It happens. Someone you think is great chooses to marry someone… not-so-great. But how do you let your pal know you loathe her favorite person in the world? Take these steps before you alienate your friend.
1. Ask yourself why you don't like him. Did he personally affront you? The nerve! But think back: Was he actually trying to hurt your feelings? Did you, perhaps, just maybe, do something to prompt his remark? The point is, he's your friend's potential husband, so give him the benefit of the doubt for an infraction or two. If, on the other hand, he's undeniably cruel to your friend — ordering her around or cheating on her, you're absolutely justified in hating his guts.
2. Decide if you can deal with it. Maybe this guy's unpleasant only during political discussions — or when you're out in a big group. If this is situational, then try to avoid those trigger situations. But if his behavior is consistently abhorrent and it affects your relationship with your friend, then yes, something's got to change.
3. Determine what you hope to get out of telling your friend how you feel. Your goal shouldn't be a broken engagement. You know why? Because it won't work. Insisting that a bride-to-be break up with a man she's agreed to marry shows you don't think your friend thought through her decision — or made a smart choice. As soon as she feels that way, she won't listen to anything else you say. So come up with a new aim: to spend more one-on-one time with her so you don't have to be around her irritating fiance?
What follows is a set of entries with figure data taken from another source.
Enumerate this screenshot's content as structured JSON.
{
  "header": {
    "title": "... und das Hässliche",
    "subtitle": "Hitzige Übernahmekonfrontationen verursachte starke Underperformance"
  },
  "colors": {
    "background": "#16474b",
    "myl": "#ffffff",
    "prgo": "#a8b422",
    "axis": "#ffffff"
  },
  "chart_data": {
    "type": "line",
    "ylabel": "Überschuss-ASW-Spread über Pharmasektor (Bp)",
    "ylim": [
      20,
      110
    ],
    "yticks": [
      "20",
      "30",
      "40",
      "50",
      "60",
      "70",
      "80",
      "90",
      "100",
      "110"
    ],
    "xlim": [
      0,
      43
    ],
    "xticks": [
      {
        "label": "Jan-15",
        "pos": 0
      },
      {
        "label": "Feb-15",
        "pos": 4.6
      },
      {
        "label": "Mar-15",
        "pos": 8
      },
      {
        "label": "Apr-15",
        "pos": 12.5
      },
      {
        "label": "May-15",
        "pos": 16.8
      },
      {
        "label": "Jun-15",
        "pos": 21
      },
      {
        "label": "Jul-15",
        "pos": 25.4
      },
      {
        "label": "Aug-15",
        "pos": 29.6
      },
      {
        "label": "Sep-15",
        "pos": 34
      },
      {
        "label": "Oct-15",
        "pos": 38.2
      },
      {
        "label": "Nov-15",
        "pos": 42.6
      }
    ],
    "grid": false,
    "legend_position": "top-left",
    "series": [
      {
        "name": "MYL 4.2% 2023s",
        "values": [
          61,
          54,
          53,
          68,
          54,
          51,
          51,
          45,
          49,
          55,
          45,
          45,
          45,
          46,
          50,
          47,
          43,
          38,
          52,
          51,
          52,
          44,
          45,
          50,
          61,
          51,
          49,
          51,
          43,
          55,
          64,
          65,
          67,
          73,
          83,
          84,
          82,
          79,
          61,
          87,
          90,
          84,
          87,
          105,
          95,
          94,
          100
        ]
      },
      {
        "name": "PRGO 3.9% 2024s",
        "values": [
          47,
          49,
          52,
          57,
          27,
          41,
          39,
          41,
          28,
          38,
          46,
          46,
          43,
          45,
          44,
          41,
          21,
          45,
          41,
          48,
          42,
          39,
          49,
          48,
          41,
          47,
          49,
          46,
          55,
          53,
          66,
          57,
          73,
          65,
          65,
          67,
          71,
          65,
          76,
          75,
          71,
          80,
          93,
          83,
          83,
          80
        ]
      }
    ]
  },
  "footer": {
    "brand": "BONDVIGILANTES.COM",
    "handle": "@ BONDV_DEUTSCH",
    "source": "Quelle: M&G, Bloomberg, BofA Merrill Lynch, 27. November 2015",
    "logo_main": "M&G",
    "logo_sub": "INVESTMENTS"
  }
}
To learn more about their relationship so you understand what she sees in him? To get her guy to treat you with more respect? To encourage her to get help if she's in an abusive relationship?
4. Pick a good time and place. Bringing up a touchy topic in front of other friends or when your buddy is stressed or anxious is a mistake. She'll be on edge and on the defensive. You want her to be open-minded and relaxed, so go somewhere she feels comfortable, just the two of you.
5. Make it about her. Even if you're broaching this subject because you're unhappy, center your conversation around her well-being — or at least your friendship. As much as your buddy cares about you, she likely cares about her upcoming marriage more. So, with your goal in mind, share your concerns. "You seem unhappy when we're out with the guys. Is everything okay?" or "I was surprised Greg raised his voice with you the other night. How did that make you feel?"
6. State facts and get her suggestions. Try: "I love being with you, but have you noticed things get tense between me and Jay when I come over? Do you have any ideas for keeping things civil?" or "Nick showed up late the last two times we met for dinner. What should we do?" Stick to the facts and solicit solutions so the conversation stays friendly. You may find that things that irk you don’t bother her one bit. And imagine how unreasonable she’d think you are if you told her that those things have made you despise her choice of mate.
Bottom line: Saying "I hate your fiance" will do nothing more than put a rift in your friendship. And while it sucks that you don't adore her husband, it's not essential for your relationship to survive. So tread carefully as you attempt to rectify the situation!